Chances are wafer-thin that the Dupont Villa will make this year's list of 10 best dressed restaurants-unless plastic grapevines and by the-numbers paintings have become out enough to be in.

But the four of us weren't exactly fashion-plates either on this Sunday evening-and certainly we'd been out long enough to be in wherever they'd take us.

Besides, there are times when a hungry family isn't looking for four-star cuisine, but would gladly settle for 4-H food-hefty, hot, hearty and humbly priced.This you'll find in abundance in the friendly confines of the Dupont Villa.

Don't read too much into our opening dig about the decor, either-for this is a warm neighborhood hangout, not without a few kid-pleasers: In addition to the red and white tablecloths and electric gaslights, there are wall jukeboxes at the booths and, in the back of the room, one of those bigger-than-life TV screens.

With soft drinks and drafts for the warmup, we tore ourselves away from a quickstudy of our map-of-Greece placements long enough to run down the right-hand columns of the menu. The discovery that nothing on the main sheet topped $4.75 made each offering that much appealing.

Mention soup, as my wife and I did, and it arrived-we kid you not-in roughly 60 seconds. The choices, at 95 cents a cup, were minestones, which my wife tried, or chicken rice, my selection. You could tell that both soups were built on the premises, by somebody with good thoughts.

A big basket of crackers, butter and crusty white bread was the next target of our clustered attention. Here again, no time was lost between the last slurp of soup and the arrival of the entrees.

Our 9-year old daughter latched onto a steak sandwich, $3.25, which turned out to be a most respectable strip of meat, flanked by fries and coleshaw-the dream combo of oh-so-many young diners.

Her 12-year-old brother tagged an even more fundamental selection, the cheese-burger deluxe, $2.70. Not only did the fries score, but word had it that even the pickle stood out.

My wife's chosen assigment was souvlaki, $2.85, which amounted to six Hellenic hunks of tenderloin beef with fetacheese.

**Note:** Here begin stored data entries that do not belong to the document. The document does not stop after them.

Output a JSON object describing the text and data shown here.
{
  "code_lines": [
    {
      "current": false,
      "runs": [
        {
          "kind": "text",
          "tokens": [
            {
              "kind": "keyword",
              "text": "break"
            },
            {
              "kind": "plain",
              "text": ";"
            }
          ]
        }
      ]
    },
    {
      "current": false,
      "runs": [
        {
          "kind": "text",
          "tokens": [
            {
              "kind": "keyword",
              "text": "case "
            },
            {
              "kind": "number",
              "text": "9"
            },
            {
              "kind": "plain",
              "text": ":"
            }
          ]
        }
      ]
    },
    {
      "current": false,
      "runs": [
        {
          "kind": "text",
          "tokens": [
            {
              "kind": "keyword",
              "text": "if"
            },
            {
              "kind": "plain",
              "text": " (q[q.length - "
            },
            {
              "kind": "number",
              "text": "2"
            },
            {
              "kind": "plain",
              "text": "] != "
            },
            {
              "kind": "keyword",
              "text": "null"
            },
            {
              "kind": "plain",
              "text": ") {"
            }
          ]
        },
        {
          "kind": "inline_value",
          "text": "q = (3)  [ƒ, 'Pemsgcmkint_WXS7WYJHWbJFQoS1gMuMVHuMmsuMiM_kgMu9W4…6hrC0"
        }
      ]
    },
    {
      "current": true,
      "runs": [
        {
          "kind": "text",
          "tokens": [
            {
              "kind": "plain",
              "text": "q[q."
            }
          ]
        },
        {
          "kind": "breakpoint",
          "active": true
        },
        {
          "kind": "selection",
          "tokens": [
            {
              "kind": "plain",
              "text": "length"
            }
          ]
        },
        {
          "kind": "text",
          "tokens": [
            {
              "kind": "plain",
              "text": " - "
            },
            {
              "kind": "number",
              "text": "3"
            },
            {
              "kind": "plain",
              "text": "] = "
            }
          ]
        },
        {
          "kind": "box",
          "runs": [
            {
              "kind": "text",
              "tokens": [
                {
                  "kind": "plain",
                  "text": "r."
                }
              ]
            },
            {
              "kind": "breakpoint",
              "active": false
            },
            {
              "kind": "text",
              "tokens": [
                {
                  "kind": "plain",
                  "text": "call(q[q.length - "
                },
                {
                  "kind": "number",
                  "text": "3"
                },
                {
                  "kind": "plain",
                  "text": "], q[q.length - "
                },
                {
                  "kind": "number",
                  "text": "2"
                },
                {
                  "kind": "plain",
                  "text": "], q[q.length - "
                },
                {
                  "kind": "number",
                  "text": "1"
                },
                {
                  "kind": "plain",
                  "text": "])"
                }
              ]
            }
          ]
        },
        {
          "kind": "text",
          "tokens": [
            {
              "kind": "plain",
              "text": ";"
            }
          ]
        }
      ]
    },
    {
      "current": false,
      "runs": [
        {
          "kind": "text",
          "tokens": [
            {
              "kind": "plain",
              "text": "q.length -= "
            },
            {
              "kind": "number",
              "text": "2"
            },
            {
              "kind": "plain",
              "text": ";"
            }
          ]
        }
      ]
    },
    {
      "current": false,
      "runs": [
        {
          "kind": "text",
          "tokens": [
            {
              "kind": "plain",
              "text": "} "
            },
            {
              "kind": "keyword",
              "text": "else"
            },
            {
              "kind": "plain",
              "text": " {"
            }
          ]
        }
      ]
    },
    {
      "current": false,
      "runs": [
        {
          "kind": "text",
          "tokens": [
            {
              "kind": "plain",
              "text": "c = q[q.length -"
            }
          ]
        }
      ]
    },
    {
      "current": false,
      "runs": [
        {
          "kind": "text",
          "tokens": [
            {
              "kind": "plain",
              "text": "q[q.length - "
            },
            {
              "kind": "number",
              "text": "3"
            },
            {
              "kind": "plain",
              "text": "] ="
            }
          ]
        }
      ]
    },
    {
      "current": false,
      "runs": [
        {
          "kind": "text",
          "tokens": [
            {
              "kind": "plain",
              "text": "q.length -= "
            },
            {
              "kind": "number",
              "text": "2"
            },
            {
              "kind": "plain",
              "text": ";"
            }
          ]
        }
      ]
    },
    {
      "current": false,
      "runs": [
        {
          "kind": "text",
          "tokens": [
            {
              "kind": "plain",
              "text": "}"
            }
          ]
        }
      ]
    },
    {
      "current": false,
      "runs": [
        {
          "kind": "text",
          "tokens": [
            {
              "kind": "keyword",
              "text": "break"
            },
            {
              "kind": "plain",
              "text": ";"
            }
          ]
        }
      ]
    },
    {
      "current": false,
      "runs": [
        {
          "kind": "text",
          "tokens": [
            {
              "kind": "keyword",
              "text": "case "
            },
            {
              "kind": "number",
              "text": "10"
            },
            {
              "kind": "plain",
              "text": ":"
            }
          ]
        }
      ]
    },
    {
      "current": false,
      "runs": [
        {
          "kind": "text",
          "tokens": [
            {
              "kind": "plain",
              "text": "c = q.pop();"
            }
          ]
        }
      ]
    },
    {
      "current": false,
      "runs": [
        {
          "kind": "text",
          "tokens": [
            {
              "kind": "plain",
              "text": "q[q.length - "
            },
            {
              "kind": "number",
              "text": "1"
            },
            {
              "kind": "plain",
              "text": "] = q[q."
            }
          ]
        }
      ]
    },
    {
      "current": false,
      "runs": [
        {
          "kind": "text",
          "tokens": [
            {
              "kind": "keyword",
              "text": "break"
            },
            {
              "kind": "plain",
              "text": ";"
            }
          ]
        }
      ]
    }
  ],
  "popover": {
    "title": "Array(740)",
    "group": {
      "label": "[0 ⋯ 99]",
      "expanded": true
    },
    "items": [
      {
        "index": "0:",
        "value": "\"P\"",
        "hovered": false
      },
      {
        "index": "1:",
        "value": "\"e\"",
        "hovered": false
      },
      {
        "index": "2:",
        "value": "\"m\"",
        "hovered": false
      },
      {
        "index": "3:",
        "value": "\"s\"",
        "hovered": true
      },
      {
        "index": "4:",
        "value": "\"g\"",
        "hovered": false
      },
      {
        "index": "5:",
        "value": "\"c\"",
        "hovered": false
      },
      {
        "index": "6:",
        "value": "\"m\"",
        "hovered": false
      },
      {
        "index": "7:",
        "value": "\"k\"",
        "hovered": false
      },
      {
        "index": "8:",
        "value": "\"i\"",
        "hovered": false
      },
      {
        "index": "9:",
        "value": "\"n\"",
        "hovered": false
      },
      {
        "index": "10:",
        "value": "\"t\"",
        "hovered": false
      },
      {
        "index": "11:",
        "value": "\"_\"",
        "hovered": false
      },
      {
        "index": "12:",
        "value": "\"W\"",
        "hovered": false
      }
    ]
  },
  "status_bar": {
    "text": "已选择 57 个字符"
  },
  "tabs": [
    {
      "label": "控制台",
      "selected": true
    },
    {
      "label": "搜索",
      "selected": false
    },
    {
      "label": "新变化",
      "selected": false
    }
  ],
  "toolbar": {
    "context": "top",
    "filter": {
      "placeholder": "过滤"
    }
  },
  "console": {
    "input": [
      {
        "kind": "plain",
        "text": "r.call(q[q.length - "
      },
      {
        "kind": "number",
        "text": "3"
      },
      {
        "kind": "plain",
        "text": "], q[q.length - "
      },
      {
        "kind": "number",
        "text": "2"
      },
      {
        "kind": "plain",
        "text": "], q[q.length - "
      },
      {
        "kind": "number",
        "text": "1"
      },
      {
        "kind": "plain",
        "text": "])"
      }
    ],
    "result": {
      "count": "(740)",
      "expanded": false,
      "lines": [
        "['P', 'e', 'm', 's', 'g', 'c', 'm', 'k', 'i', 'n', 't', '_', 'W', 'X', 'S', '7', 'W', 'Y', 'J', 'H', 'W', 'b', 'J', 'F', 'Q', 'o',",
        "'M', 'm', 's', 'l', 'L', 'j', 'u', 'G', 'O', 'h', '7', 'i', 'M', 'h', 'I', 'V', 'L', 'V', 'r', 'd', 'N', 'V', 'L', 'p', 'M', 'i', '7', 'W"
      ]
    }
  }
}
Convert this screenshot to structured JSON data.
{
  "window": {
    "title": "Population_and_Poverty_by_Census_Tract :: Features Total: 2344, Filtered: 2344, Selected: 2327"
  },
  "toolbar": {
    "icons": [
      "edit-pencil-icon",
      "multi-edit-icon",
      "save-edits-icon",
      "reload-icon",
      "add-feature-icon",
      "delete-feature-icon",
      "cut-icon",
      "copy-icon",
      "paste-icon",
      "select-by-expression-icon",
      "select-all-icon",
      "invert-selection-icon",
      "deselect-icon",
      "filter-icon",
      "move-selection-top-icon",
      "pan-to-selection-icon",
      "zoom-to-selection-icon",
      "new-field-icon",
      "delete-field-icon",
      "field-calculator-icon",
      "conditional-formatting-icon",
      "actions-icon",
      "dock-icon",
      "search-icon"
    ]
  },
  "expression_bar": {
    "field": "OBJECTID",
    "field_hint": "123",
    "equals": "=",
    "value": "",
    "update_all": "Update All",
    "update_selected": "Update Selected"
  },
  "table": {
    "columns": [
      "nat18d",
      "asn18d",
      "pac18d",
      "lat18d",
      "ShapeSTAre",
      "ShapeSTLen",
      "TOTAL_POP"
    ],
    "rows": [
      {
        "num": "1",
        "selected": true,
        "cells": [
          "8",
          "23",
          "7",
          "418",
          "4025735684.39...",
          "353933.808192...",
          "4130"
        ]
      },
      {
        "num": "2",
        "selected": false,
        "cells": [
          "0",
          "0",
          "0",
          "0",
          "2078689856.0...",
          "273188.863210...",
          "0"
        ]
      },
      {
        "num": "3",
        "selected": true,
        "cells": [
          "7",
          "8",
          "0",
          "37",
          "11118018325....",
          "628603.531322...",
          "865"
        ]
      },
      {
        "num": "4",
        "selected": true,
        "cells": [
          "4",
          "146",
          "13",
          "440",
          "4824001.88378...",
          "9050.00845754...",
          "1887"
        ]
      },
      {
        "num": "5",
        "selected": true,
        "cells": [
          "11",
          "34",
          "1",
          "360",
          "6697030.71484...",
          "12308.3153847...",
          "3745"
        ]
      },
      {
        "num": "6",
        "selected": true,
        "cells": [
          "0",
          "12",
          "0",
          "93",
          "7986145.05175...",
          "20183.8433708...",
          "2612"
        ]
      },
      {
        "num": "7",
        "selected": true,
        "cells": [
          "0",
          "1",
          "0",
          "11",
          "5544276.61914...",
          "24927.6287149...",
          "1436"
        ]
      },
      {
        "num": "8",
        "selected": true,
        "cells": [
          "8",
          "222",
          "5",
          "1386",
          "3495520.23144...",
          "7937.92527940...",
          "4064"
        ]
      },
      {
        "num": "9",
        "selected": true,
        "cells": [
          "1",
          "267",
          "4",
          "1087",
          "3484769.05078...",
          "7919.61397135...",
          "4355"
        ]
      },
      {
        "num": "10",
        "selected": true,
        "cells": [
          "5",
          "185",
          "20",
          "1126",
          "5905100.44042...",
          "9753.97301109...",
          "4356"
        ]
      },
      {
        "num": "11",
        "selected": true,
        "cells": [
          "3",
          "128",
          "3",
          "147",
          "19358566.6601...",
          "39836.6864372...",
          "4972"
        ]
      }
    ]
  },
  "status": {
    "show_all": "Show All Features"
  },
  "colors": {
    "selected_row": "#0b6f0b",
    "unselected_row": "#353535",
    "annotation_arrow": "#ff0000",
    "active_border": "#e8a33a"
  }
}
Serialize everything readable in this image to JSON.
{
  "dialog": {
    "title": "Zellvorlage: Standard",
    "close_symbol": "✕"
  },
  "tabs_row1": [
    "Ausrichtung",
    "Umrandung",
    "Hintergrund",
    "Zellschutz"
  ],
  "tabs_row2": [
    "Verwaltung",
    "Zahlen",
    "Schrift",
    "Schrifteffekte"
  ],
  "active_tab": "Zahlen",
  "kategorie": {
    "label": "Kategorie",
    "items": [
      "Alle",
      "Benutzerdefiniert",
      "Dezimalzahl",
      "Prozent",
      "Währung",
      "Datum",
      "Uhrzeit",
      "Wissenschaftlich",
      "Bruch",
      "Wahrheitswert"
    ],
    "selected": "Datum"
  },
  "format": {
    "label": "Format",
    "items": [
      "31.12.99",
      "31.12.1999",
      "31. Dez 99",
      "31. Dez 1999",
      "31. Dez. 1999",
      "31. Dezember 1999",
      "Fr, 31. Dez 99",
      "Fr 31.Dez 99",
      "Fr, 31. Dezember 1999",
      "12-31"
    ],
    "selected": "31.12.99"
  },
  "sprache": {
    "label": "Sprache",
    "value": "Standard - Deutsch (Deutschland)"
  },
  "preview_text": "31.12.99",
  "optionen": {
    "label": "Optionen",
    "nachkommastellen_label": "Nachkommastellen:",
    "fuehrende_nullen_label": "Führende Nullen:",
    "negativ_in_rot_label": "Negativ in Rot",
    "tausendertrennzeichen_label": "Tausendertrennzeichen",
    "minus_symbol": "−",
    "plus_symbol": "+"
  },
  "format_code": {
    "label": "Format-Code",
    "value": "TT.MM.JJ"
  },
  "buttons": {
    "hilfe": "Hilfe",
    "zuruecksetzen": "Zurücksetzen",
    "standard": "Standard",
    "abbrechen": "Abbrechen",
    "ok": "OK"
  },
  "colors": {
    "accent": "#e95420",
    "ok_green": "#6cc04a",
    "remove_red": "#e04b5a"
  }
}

For some reason the bread with this was dreary, but the meat made the grade.

A write-in menu item attracted my attention: roast lamb, $4.75-four good-sized slices in a passing gravy, with rice. Noteworthy, too, were the various heady salads that were tossed around (and then demolished with dispatch).

If you're curious about other options, you could dive down the price column to, say, a tuna salad sandwich for $2.35; or peek under the working list at the higher-priced spread and find a one-pund T-bone with baked potato and salad for $9.95. In between is a good stock of modestly priced platters.

We were going to steer clear of the dessert department, but one good turn to the chocolate cream pie, 75 cents, led to another. So two slices of the dark Chocolate and fluffy-browned meringue were shared scandalously unevenly.

The reasonable reckoning for this Sunday sit-in was $22.20 plus tax- which should be something of an incentive for any family that winds up foraging along the Dupont circular route.